The attached diagram shows the displacement of the pendulum bob, through an angle theta, as a consequence of the complete absorption of the incident radiation. Now use conservation of mechanical energy.

`Delta K +Delta U=0`

`(K_f-K_i)+(U_f-U_i)=0`

In this case, set the initial potential energy of the pendulum to zero and since the final state of the pendulum comes to a complete stop, `K_f=U_i=0` .

`-K_i+U_f=0`

`U_f=K_i`

`mgh=p_i^2/(2m)`

`mgL(1-cos(theta))=p_i^2/(2m)`

Solve for `theta` .

`eq. (1) :->` `theta=cos^-1(1-P_i^2/(2m^2gL))`

Now use conservation of momentum between the laser and the initial momentum of the pendulum, `p_i` .

`p_i=p_(laser)`

Use the momentum relation for light.

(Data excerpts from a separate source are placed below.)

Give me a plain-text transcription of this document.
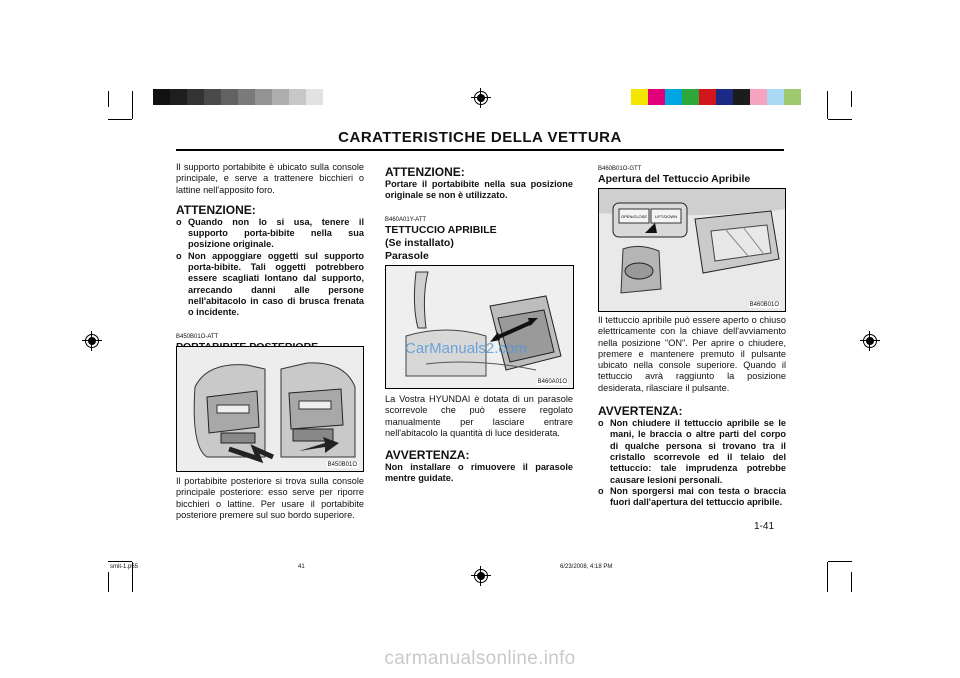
CARATTERISTICHE DELLA VETTURA

Il supporto portabibite è ubicato sulla console principale, e serve a trattenere bicchieri o lattine nell'apposito foro.

ATTENZIONE:

o Quando non lo si usa, tenere il supporto porta-bibite nella sua posizione originale.

o Non appoggiare oggetti sul supporto porta-bibite. Tali oggetti potrebbero essere scagliati lontano dal supporto, arrecando danni alle persone nell'abitacolo in caso di brusca frenata o incidente.

B450B01O-ATT

B450B01O

Il portabibite posteriore si trova sulla console principale posteriore: esso serve per riporre bicchieri o lattine. Per usare il portabibite posteriore premere sul suo bordo superiore.

ATTENZIONE:

Portare il portabibite nella sua posizione originale se non è utilizzato.

B460A01Y-ATT

TETTUCCIO APRIBILE

(Se installato)

Parasole

B460A01O
CarManuals2.com

La Vostra HYUNDAI è dotata di un parasole scorrevole che può essere regolato manualmente per lasciare entrare nell'abitacolo la quantità di luce desiderata.

AVVERTENZA:

Non installare o rimuovere il parasole mentre guidate.

B460B01O-GTT

Apertura del Tettuccio Apribile

OPEN/CLOSE LIFT/DOWN
B460B01O

Il tettuccio apribile può essere aperto o chiuso elettricamente con la chiave dell'avviamento nella posizione "ON". Per aprire o chiudere, premere e mantenere premuto il pulsante ubicato nella console superiore. Quando il tettuccio avrà raggiunto la posizione desiderata, rilasciare il pulsante.

AVVERTENZA:

o Non chiudere il tettuccio apribile se le mani, le braccia o altre parti del corpo di qualche persona si trovano tra il cristallo scorrevole ed il telaio del tettuccio: tale imprudenza potrebbe causare lesioni personali.

o Non sporgersi mai con testa o braccia fuori dall'apertura del tettuccio apribile.

1-41
smit-1.p65	41	6/23/2008, 4:18 PM
carmanualsonline.info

Then relate energy to the laser power `P` .

`p_i=E_(laser)/c=(P delta t)/c`

Now substitute for `p_i` in `eq. (1)` .

`theta=cos^-1(1-(P^2(Delta t)^2)/(2m^2c^2gL))`

Substitute numerical values and evaluate `theta` .

`theta=cos^-1(1-((1000 MW)^2(200 ns)^2)/(2(10.0 mg)^2(2.998*10^8 m/s)^2(9.81 m/s^2)(0.0400 m)))=6.10^@`